Technically all three indexes are still in downtrend, their weekly charts are as follows.
China/HK
China markets advanced
on the back of strong factory data and easing coronavirus restrictions for
travelers. The broad, capitalization-weighted Shanghai Composite Index(SSE weekly Chart) rose 1.13%, and the blue chip CSI 300 Index, which tracks the
largest listed companies in Shanghai and Shenzhen, gained 1.6%.
On Tuesday, China
halved the quarantine times for inbound travelers. Under the new policy,
travelers must spend seven days in a quarantine facility then monitor their
health at home for three days, down from 14 days under hotel quarantine in many
parts of the country and as many as 21 days of isolation in the past.
In economic readings,
the official manufacturing and services purchasing managers’ index (PMI) both rose
above 50 in June as a drop in new omicron infections allowed the government to
ease restrictions. The manufacturing PMI reached 50.2 in June, up from 49.6 in
May, while the nonmanufacturing PMI rebounded to 54.7 in June from 47.8 in May.

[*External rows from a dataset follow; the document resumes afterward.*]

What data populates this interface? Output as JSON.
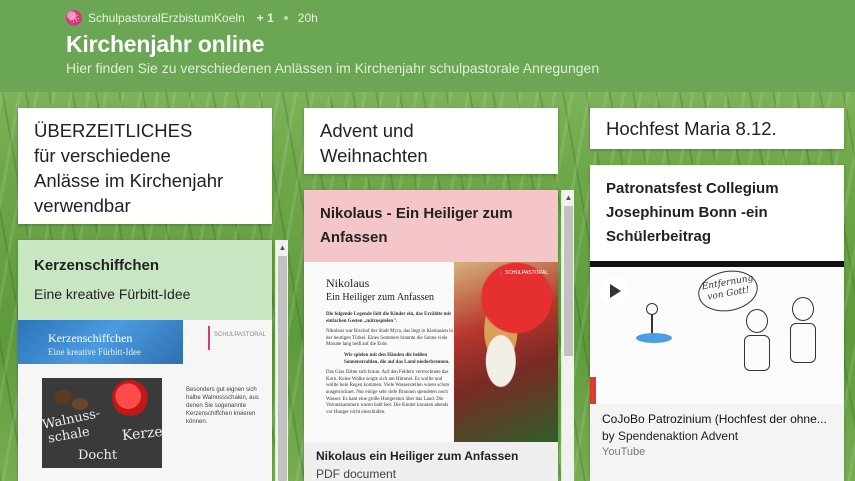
{
  "header": {
    "author": "SchulpastoralErzbistumKoeln",
    "plus": "+ 1",
    "time": "20h",
    "title": "Kirchenjahr online",
    "subtitle": "Hier finden Sie zu verschiedenen Anlässen im Kirchenjahr schulpastorale Anregungen"
  },
  "columns": [
    {
      "heading_lines": [
        "ÜBERZEITLICHES",
        "für verschiedene",
        "Anlässe im Kirchenjahr",
        "verwendbar"
      ],
      "card": {
        "title": "Kerzenschiffchen",
        "subtitle": "Eine kreative Fürbitt-Idee",
        "thumb_title": "Kerzenschiffchen",
        "thumb_subtitle": "Eine kreative Fürbitt-Idee",
        "logo": "SCHULPASTORAL",
        "body_text": "Besonders gut eignen sich halbe Walnussschalen, aus denen Sie sogenannte Kerzenschiffchen kreieren können.",
        "chalk_1": "Walnuss-",
        "chalk_2": "schale",
        "chalk_3": "Kerze",
        "chalk_4": "Docht",
        "bg_color": "#c9e6c2"
      }
    },
    {
      "heading_lines": [
        "Advent und",
        "Weihnachten"
      ],
      "card": {
        "title_lines": [
          "Nikolaus - Ein Heiliger zum",
          "Anfassen"
        ],
        "doc_title": "Nikolaus",
        "doc_subtitle": "Ein Heiliger zum Anfassen",
        "doc_paragraphs": [
          "Die folgende Legende lädt die Kinder ein, das Erzählte mit einfachen Gesten „mitzuspielen\".",
          "Nikolaus war Bischof der Stadt Myra, das liegt in Kleinasien in der heutigen Türkei. Eines Sommers brannte die Sonne viele Monate lang heiß auf die Erde.",
          "Wir spielen mit den Händen die heißen Sonnenstrahlen, die auf das Land niederbrennen.",
          "Das Gras färbte sich braun. Auf den Feldern vertrocknete das Korn. Keine Wolke zeigte sich am Himmel. Es wollte und wollte kein Regen kommen. Viele Wasserstellen waren schon ausgetrocknet. Nur einige sehr tiefe Brunnen spendeten noch Wasser. Es kam eine große Hungersnot über das Land. Die Vorratskammern waren bald leer. Die Kinder konnten abends vor Hunger nicht einschlafen."
        ],
        "logo": "SCHULPASTORAL",
        "attachment_title": "Nikolaus ein Heiliger zum Anfassen",
        "attachment_type": "PDF document",
        "bg_color": "#f4c6c9"
      }
    },
    {
      "heading_lines": [
        "Hochfest Maria 8.12."
      ],
      "card": {
        "title_lines": [
          "Patronatsfest Collegium",
          "Josephinum Bonn -ein",
          "Schülerbeitrag"
        ],
        "video_handwriting": "Entfernung von Gott!",
        "link_title": "CoJoBo Patrozinium (Hochfest der ohne...",
        "link_by": "by Spendenaktion Advent",
        "link_source": "YouTube"
      }
    }
  ]
}
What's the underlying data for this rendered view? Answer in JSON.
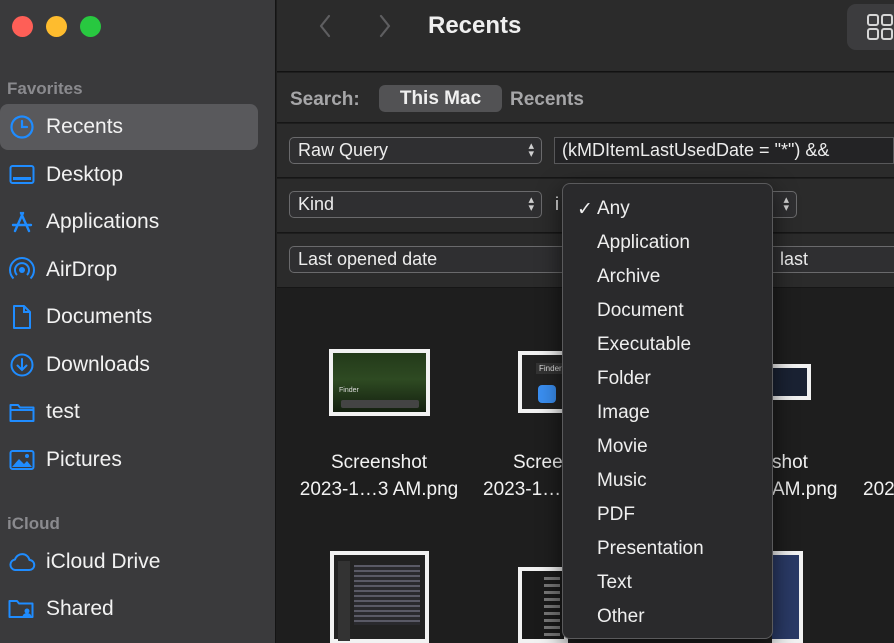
{
  "window": {
    "title": "Recents"
  },
  "sidebar": {
    "favorites_title": "Favorites",
    "icloud_title": "iCloud",
    "favorites": [
      {
        "label": "Recents",
        "icon": "clock-icon",
        "selected": true
      },
      {
        "label": "Desktop",
        "icon": "desktop-icon",
        "selected": false
      },
      {
        "label": "Applications",
        "icon": "applications-icon",
        "selected": false
      },
      {
        "label": "AirDrop",
        "icon": "airdrop-icon",
        "selected": false
      },
      {
        "label": "Documents",
        "icon": "document-icon",
        "selected": false
      },
      {
        "label": "Downloads",
        "icon": "downloads-icon",
        "selected": false
      },
      {
        "label": "test",
        "icon": "folder-icon",
        "selected": false
      },
      {
        "label": "Pictures",
        "icon": "pictures-icon",
        "selected": false
      }
    ],
    "icloud": [
      {
        "label": "iCloud Drive",
        "icon": "cloud-icon"
      },
      {
        "label": "Shared",
        "icon": "shared-folder-icon"
      }
    ]
  },
  "search": {
    "label": "Search:",
    "scopes": [
      "This Mac",
      "Recents"
    ],
    "active_scope": "This Mac"
  },
  "criteria": [
    {
      "attribute": "Raw Query",
      "value": "(kMDItemLastUsedDate = \"*\") &&"
    },
    {
      "attribute": "Kind",
      "operator_fragment": "i"
    },
    {
      "attribute": "Last opened date",
      "trailing_fragment": "last"
    }
  ],
  "files": [
    {
      "name_line1": "Screenshot",
      "name_line2": "2023-1…3 AM.png",
      "thumb_label": "Finder"
    },
    {
      "name_line1": "Scree",
      "name_line2": "2023-1…",
      "thumb_label": "Finder"
    },
    {
      "name_line1": "shot",
      "name_line2": "AM.png"
    },
    {
      "name_line1": "",
      "name_line2": "202"
    }
  ],
  "kind_menu": {
    "selected": "Any",
    "check": "✓",
    "items": [
      "Any",
      "Application",
      "Archive",
      "Document",
      "Executable",
      "Folder",
      "Image",
      "Movie",
      "Music",
      "PDF",
      "Presentation",
      "Text",
      "Other"
    ]
  },
  "colors": {
    "accent": "#1f8cff",
    "sidebar_bg": "#3a3a3c",
    "window_bg": "#1e1e1e"
  }
}
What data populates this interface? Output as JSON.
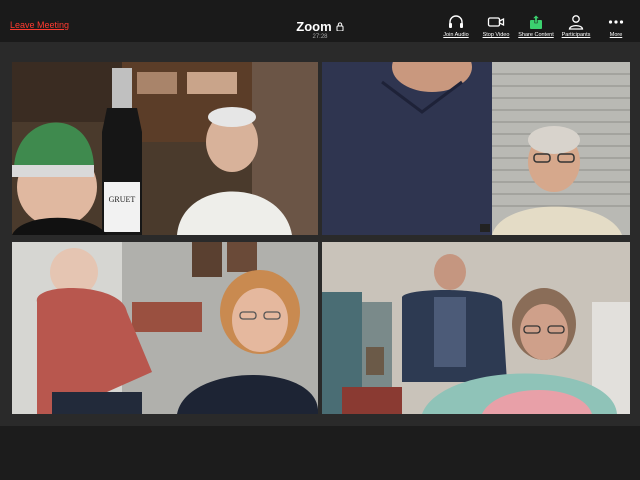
{
  "header": {
    "leave_label": "Leave Meeting",
    "title": "Zoom",
    "timer": "27:28"
  },
  "toolbar": {
    "join_audio": "Join Audio",
    "stop_video": "Stop Video",
    "share_content": "Share Content",
    "participants": "Participants",
    "more": "More"
  },
  "colors": {
    "leave": "#ff3b30",
    "share_accent": "#3bd16f"
  },
  "bottle_label": "GRUET"
}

Hang Seng index(.HSI weekly chart) closed up 0.65% the holiday-shortened week, it hit intra-week
high since Apr 2022 on Tuesday but was down two days after that by profit-taking along other markets
as recession worries deepened. Technical indicators remain bullish. It’s now
trading above 20and 50dmas.
Singapore
STI index (STI weekly chart) appears flattish, edged down 0.52% slightly this week, closed near its
three-week bottom 3100. Major technical support to watch at around 3050 level.